July 24, 2014
Written by Melissa Davey
Australia’s experience with methadone programs means it can explain why they should be reinstated in Crimea, UN envoy says
This post originally appeared on The Guardian. View the original here.
Australia could prove critical in convincing Russia to change laws preventing heroin addicts from accessing opiate treatment programs, the UN secretary general’s special envoy for Aids in eastern Europe and central Asia said.
Michel Kazatchkine, who has been involved in the global response to Aids for three decades, said 20 people had died in Crimea through being unable to access methadone treatment, after Kremlin-backed forces seized control of the region earlier this year.
“There were 800 people on methadone in Crimea, which we know is the most effective way of preventing HIV spread in people who use drugs, in combination with needle exchange programs,” Kazatchkine said.
“Within days following the change of authorities in Crimea, it was said that opioid substitution therapy would be discontinued.”

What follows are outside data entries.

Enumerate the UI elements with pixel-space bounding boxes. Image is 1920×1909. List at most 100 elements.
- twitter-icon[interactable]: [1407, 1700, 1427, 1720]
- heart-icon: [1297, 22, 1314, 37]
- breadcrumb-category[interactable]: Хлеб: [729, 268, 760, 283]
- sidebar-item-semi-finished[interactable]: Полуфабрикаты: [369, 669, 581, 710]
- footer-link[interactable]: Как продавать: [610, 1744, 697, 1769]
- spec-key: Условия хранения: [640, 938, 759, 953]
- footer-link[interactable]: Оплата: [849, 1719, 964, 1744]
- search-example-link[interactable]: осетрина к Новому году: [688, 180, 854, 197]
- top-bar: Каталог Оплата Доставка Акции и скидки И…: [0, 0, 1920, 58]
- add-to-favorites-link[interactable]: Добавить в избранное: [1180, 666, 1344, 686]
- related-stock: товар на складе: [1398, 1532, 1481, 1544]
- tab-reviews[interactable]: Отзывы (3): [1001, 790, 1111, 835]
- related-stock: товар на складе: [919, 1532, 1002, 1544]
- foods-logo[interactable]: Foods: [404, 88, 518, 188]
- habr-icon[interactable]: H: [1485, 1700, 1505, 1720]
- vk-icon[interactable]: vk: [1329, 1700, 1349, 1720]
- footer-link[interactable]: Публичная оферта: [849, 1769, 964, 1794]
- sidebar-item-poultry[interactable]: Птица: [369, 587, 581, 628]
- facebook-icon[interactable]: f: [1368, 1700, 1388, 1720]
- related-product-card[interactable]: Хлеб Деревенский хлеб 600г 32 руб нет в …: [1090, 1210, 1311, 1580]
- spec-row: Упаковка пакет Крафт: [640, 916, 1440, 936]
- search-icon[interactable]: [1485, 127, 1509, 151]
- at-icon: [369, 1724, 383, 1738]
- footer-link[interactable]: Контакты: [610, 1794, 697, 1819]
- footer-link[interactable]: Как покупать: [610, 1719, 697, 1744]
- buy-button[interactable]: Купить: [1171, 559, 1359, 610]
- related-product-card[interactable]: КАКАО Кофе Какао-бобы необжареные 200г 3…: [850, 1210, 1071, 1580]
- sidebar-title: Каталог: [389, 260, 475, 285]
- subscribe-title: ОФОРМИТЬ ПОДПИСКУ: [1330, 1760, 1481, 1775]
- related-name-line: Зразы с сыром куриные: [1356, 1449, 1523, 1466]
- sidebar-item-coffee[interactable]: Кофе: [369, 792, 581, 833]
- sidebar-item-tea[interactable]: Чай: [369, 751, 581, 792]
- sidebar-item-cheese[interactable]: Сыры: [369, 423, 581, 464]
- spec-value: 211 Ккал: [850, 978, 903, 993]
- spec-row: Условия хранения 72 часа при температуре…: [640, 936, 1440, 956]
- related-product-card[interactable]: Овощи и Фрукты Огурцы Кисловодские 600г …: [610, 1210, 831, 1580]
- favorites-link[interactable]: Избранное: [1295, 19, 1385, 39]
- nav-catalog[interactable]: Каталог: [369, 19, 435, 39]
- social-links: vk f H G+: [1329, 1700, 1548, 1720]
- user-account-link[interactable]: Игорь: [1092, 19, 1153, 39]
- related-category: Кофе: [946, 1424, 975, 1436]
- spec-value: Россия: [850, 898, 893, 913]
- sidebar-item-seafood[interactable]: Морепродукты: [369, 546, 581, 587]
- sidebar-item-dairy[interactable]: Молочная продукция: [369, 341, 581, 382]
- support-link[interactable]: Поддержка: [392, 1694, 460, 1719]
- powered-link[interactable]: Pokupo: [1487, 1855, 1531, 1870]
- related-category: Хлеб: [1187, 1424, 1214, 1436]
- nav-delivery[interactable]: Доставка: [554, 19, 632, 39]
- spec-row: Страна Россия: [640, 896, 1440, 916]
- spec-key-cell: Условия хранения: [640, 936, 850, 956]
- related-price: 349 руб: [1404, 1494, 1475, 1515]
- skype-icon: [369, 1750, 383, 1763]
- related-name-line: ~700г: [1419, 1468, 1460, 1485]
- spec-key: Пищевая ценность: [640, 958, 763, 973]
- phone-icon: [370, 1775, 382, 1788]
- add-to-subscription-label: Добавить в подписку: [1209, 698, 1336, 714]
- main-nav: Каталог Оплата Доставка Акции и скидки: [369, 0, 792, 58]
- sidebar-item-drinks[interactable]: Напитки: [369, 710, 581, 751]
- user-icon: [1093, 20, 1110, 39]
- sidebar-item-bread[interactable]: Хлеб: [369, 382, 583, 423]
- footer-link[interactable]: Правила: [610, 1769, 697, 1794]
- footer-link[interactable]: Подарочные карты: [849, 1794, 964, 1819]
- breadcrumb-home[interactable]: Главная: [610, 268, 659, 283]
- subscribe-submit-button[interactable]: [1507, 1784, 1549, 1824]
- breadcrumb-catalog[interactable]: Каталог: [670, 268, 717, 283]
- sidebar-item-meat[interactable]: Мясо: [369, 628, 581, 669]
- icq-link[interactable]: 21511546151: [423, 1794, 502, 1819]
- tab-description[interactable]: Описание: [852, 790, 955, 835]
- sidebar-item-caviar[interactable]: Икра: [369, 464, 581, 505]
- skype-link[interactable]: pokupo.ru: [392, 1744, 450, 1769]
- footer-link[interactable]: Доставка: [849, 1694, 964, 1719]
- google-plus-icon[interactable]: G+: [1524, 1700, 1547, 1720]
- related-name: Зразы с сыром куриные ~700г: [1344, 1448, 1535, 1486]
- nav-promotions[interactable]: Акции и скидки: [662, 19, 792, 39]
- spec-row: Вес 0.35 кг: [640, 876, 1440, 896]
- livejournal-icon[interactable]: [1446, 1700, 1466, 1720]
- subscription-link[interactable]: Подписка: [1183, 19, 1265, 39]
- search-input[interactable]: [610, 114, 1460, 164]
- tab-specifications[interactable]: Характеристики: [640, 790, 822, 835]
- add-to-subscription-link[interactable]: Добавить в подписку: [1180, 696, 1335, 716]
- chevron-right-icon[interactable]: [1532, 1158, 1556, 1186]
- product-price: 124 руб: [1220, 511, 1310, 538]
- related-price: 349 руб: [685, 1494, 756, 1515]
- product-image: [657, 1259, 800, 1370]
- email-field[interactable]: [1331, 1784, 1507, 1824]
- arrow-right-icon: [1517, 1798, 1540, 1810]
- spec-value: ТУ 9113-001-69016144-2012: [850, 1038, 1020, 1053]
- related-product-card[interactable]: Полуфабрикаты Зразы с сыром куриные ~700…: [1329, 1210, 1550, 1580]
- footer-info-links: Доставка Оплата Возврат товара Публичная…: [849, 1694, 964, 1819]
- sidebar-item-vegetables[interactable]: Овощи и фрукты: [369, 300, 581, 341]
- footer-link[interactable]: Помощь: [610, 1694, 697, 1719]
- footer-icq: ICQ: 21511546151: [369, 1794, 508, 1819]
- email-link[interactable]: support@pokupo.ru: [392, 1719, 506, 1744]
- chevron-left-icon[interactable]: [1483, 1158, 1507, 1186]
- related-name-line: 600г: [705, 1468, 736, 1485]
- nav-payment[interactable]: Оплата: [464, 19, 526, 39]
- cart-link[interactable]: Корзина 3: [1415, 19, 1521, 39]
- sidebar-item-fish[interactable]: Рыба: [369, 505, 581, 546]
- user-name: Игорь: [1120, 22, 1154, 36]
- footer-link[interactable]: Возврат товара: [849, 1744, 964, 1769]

Under Russian law, methadone is illegal. Until Kremlin forces gained control of Crimea, Ukraine had been making significant progress in implementing methadone treatment programs and expanding needle exchange programs.
“Now it has stopped and 20 people, at least, have died, and they are just the cases I have confirmed,” Kazatchkine said. “What we know for sure is forcing the discontinuation of methadone treatment is unjustifiable by all human rights and scientific means, and that the consequences are hugely tragic.”
Opiate withdrawal was extremely painful and a form of torture, Kazatchkine said, and had driven some people unable to access methadone to suicide. Others had overdosed on heroin, returning to the drug because they could no longer access the substitute.
Methadone is manufactured, and is used as a substitute for people addicted to heroin and other opioids because its effects last longer than heroin. When in a treatment program, people are less likely to inject illegal drugs which expose them to risk of catching diseases and entering the criminal system.
Kazatchkine said he had spoken in front of the Russian health minister about the dangerous situation and the need for methadone programs to continue in Crimea to help curb the spread of HIV, but to no avail. A scheduled meeting with Russian authorities about the issue had been cancelled, he said.
Russia favoured psychological treatment programs, believing methadone treatment programs used taxpayer money to “entertain” drug use by substituting one form of opiate with another, Kazatchkine said. He said Australia should now step in.
“The voice of Australia as one of the first countries to successfully implement harm reduction programs like methadone to curb the HIV epidemic among people who use drugs, to me is extremely important,” Kazatchkine told Guardian Australia at the Aids 2014 conference in Melbourne.
“Australia has science, it has evidence , and it is only on those grounds that we can open the debate with Russia – not on political or ideological ground.”
According to the National opioid pharmacotherapy statistics 2013 approximately 47,000 people in Australia received pharmacotherapy treatment for their opioid dependence in 2013.
“While Russia is not the only country that does not believe in methadone as a harm reduction strategy, Russia is where there is a huge HIV epidemic largely driven by drug use, and where means that we know can stop that epidemic are not being implemented, so the epidemic there is absolutely acute,” Kazatchkine said.
Former high court judge Michael Kirby used his plenary address at the Aids 2014 conference on Sunday night to call on Tony Abbott to set an example to other countries in the fight against the HIV and Aids epidemic.
Kirby told conference delegates that the Australian prime minister could use his political conservatism to appeal to other conservative world leaders who had been slow to take action on HIV/Aids. On Tuesday, he echoed Kazatchkine’s comments about the importance of Australia in the global HIV fight.
“Mr Abbott is the first prime minister of Australia ever to acknowledge that the war on drugs is being lost,” Kirby said. “The inference that could be drawn from that is new policies should be adopted and international laws on the global war on drugs should be reformed.”
A Ukrainian living in Crimea and forced off methadone recorded a video for conference delegates, her face blacked out for fear of retribution.
“A minister from the Russian health department met with us and promised us treatment, but we did not receive anything,” she said. “Now we are are dying, and many users in Crimea have relapsed.
“Maybe for some people they will continue to inject heroin if they can afford it, but for me, I just want it to be all over. It’s so, so painful. I do not want to even breathe.”